Miguel Moro – Dal Brasile all’Italia per costruire un futuro
Studente di 1V, appassionato di materie scientifiche, ma anche giocatore di basket a livello agonistico, Miguel Moro è arrivato al Cossatese all’Italia da quattro mesi, passando da una metropoli come São José do Rio Preto, nel Sud-est del colorato Brasile, ad un paese con mezzo milione di persone in meno e attraversando un oceano a soli 16 anni.

Come mai ti sei trasferito in Italia?
Mi sono trasferito con mio padre per poter frequentare una scuola migliore di quelle che mi può offrire il Brasile. Soprattutto in vista dell’università, io voglio fare ingegneria chimica, mi aiuterà molto essere in un altro paese perché in Brasile le scuole pubbliche non preparano adeguatamente e le superiori non hanno indirizzi specifici come qui. In Italia la scuola è più impegnativa e con lo sport mi stanco molto, però trovo il metodo di spiegazione più efficace; studio in Portoghese e traduco in italiano solo in un secondo momento, ma la barriera linguistica è comunque difficile da superare.
Come funziona l’organizzazione scolastica in Brasile?
In Brasile le scuole elementari e medie sono unite in un totale di 9 anni; dopo ci sono altri tre anni di superiori e per finire ci sono le specializzazioni o università, ma purtroppo se si vuole avere un livello di formazione adeguato occorre frequentare scuole private.

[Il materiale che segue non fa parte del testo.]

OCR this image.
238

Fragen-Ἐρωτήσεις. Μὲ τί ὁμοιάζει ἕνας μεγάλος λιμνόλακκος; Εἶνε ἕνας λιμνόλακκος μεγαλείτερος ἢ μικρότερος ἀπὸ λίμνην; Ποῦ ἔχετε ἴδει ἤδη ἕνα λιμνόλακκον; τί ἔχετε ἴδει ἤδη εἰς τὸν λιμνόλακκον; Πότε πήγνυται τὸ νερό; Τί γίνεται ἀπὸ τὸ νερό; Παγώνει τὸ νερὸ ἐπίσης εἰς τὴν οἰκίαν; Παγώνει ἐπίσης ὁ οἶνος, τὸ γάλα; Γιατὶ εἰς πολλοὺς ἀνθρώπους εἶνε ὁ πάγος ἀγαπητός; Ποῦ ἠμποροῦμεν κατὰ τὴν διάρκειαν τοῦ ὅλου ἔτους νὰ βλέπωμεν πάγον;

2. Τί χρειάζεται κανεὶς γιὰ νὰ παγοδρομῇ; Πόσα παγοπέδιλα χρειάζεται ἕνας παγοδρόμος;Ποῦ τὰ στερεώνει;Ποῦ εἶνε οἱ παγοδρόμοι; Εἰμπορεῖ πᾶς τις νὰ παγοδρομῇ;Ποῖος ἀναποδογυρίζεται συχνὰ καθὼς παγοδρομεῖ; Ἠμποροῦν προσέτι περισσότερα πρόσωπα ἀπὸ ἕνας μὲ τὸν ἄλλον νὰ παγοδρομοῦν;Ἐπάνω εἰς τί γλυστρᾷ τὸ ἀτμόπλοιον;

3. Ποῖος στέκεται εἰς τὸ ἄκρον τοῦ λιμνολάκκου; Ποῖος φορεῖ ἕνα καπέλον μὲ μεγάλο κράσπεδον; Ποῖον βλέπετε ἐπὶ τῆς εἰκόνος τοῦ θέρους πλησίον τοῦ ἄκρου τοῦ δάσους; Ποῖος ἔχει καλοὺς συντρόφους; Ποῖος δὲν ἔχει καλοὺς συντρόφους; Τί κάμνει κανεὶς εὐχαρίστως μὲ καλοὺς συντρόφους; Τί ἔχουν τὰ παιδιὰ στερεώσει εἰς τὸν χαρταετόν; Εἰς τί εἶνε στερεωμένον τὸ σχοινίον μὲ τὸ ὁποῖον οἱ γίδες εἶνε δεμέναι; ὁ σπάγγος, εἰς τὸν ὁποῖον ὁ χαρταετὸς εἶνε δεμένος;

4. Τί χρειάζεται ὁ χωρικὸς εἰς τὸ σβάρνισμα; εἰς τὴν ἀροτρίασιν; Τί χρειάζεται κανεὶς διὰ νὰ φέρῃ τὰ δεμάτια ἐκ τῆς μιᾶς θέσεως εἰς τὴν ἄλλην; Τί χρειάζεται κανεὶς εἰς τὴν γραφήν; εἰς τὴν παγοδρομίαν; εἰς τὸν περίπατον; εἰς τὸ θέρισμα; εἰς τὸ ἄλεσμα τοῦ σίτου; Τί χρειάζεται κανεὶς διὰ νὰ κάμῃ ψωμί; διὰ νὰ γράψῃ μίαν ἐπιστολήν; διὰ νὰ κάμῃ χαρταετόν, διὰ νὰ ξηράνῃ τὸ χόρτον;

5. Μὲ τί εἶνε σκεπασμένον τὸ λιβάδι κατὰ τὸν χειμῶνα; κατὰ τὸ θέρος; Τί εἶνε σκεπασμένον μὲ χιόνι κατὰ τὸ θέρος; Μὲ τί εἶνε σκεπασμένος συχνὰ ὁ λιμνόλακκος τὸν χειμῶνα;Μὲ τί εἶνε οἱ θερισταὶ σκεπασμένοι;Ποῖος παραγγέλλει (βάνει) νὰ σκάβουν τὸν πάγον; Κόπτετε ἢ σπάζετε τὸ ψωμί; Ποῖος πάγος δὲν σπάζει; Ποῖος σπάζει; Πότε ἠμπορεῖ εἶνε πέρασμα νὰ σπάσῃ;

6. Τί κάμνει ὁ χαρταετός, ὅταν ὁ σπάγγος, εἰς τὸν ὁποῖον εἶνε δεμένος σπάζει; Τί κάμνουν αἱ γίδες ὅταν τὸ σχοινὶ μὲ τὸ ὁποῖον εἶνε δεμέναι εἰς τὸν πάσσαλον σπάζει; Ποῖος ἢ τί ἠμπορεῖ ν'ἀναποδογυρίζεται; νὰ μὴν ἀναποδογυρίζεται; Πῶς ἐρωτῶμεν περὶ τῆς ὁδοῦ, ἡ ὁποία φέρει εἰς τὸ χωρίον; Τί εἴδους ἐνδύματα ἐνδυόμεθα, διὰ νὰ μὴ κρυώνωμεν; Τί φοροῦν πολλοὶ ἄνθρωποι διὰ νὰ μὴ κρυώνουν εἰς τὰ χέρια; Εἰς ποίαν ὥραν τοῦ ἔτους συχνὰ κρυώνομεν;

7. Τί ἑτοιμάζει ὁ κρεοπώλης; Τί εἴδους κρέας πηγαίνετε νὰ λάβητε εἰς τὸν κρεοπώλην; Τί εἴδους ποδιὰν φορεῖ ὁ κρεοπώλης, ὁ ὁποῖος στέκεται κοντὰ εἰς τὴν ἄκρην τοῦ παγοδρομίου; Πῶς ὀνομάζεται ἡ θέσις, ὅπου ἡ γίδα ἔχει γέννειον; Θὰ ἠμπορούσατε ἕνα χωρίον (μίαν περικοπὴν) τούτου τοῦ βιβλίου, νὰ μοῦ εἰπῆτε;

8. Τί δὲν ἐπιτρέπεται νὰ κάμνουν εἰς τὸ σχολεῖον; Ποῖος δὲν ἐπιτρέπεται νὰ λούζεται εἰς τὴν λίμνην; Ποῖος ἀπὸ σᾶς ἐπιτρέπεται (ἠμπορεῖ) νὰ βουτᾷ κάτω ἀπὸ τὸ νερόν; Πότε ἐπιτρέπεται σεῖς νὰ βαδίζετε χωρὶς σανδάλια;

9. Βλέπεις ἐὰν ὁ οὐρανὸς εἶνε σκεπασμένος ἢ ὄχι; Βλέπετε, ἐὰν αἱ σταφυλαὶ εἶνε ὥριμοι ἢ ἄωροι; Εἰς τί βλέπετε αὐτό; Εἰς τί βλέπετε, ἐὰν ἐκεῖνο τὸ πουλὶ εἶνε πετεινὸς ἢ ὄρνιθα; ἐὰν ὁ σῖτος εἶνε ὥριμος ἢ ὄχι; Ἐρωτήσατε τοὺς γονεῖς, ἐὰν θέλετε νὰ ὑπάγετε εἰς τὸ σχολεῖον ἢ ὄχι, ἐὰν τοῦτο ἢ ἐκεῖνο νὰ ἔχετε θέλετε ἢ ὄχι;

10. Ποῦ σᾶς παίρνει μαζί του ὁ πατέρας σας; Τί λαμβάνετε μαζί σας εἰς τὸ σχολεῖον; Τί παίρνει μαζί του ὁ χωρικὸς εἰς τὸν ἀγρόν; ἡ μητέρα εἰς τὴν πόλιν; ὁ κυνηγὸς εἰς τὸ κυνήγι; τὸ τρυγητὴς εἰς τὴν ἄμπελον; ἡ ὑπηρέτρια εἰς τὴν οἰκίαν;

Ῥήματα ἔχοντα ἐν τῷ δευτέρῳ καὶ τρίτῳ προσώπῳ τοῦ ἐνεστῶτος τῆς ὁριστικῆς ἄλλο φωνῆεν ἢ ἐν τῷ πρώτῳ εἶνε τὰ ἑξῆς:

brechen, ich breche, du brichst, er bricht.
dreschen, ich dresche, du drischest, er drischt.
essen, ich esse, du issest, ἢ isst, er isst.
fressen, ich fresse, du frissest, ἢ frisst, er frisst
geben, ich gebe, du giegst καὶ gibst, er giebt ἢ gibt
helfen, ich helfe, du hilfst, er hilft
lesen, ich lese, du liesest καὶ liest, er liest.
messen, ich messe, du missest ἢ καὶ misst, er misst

E’ stato molto difficile passare da un paese ad un altro così diverso?
Non molto per me. La lingua mi risulta difficile, anche se avevo già iniziato a impararla prima di venire qui; sento la mia famiglia tutti i giorni quindi riesco a non soffrire molto la distanza. Mi sono sentito solo i primi periodi, ma quando riesco a parlare con i miei compagni sono più tranquillo. Anche al di fuori della scuola la mia squadra mi ha fatto sentire accolto immediatamente. Credo comunque che resterò nel cossatese per i prossimi anni, anche se non ne posso essere sicuro.
Cosa ti ha colpito particolarmente a livello di differenze culturali?
Il Brasile è un paese molto pericoloso, qui invece mi sento più sicuro, ma forse la cosa che mi ha colpito di più sono le differenze nel modo di giocare a basket. Amo cucinare quindi la cucina italiana si presta bene, soprattutto la pasta, ma non ho perso le abitudini culinarie del mio paese.